Ray and Carla Lowe, who have lived in Ladera Heights for 20 years, are sponsoring the drive-in with a $500 donation.
“This is an investment in our community,” said Carla Lowe, who like her husband is a realtor at Coldwell Banker Realty. “We are always supportive of the neighborhood. We want to support the community that is supportive of us.
“We want to give people something to do,” she added. “Younger kids have probably never been to a drive-in. What a great opportunity for them. The drive-in is what a lot of us used to know. Ray and I always loved to go to the drive-in. We would go to the one on Centinela, pick up some food, put our daughter in the backseat.”
“We’ve been in Ladera a long time,” Ray Lowe said.

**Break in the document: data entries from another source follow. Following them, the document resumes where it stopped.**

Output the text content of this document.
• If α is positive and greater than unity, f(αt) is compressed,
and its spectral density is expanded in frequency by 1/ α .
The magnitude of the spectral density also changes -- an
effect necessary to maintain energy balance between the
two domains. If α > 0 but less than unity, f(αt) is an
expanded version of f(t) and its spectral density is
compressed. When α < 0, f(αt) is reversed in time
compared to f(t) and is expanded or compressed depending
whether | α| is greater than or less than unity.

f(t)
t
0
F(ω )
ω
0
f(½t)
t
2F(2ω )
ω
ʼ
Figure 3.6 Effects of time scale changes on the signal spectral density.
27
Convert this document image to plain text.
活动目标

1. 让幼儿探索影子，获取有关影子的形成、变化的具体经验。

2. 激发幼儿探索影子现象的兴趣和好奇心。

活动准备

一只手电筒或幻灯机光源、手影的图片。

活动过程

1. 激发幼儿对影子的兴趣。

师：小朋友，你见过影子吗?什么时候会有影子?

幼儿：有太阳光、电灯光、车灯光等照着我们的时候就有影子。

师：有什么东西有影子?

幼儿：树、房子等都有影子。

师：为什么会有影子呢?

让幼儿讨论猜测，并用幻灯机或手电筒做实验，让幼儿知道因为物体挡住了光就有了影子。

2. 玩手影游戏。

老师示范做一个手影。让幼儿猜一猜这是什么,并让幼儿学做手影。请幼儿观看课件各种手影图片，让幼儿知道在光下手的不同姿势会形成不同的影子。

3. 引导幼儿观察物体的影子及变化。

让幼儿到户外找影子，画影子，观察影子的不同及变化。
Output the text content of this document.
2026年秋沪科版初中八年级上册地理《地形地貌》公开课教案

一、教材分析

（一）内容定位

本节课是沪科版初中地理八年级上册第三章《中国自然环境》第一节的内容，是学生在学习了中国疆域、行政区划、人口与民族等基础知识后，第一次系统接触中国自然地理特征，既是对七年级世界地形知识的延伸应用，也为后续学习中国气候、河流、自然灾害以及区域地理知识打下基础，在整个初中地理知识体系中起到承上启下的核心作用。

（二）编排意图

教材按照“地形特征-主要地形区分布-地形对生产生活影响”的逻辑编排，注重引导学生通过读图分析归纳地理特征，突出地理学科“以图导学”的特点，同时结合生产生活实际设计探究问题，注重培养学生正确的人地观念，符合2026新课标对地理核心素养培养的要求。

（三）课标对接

This is a community I know and grew up in and raised my kids. These people are friends. This is about keeping us all together and giving people something to enjoy.”
Craycraft said other community members are expected to give donations to offset the cost.
“This is a fundraiser,” he said.
Shelley Goodman, who hosted the Driveway Drive-in, plans to attend the Aug. 1 showing.
“I will definitely be there when it opens,” said Goodman. “ I think it will be fun.”
“This is one community event of many we can do to keep it interesting and keep the community engaged,” Craycraft said. “Times change. People get inside these homes and they don’t leave. You don’t get to know your neighbors as much that way. I think we’ve come up with some good solutions. I think we’ve outsmarted the pandemic.”
At the Driveway Drive-in, Residents brought their own snacks, dinner, drinks and their own chairs and sat under the stars in the driveway.
Benita Horn, who has lived in Ladera Heights for 20 years, brought her 14-year-old daughter Noel to the Driveway Drive-In to give her a new experience.
“I was excited because my daughter and I usually go to the movies on Friday nights, but when the quarantine started, we were so disappointed,” Horn said. “When this came up, I was excited for my daughter to try something new.”
The first night of the Driveway Drive-In, Horn, who said she has a tendency to overpack, brought two lounge chairs, dinner, drinks and snacks.
“I actually thought it was interesting and fun,” said Noel, who will start the 10th grade at Girls Academic Leadership Academy this fall. “I really enjoyed myself. I think it would be a great idea for young people. After the movie, we could join up in a circle and talk about what’s going on right now.”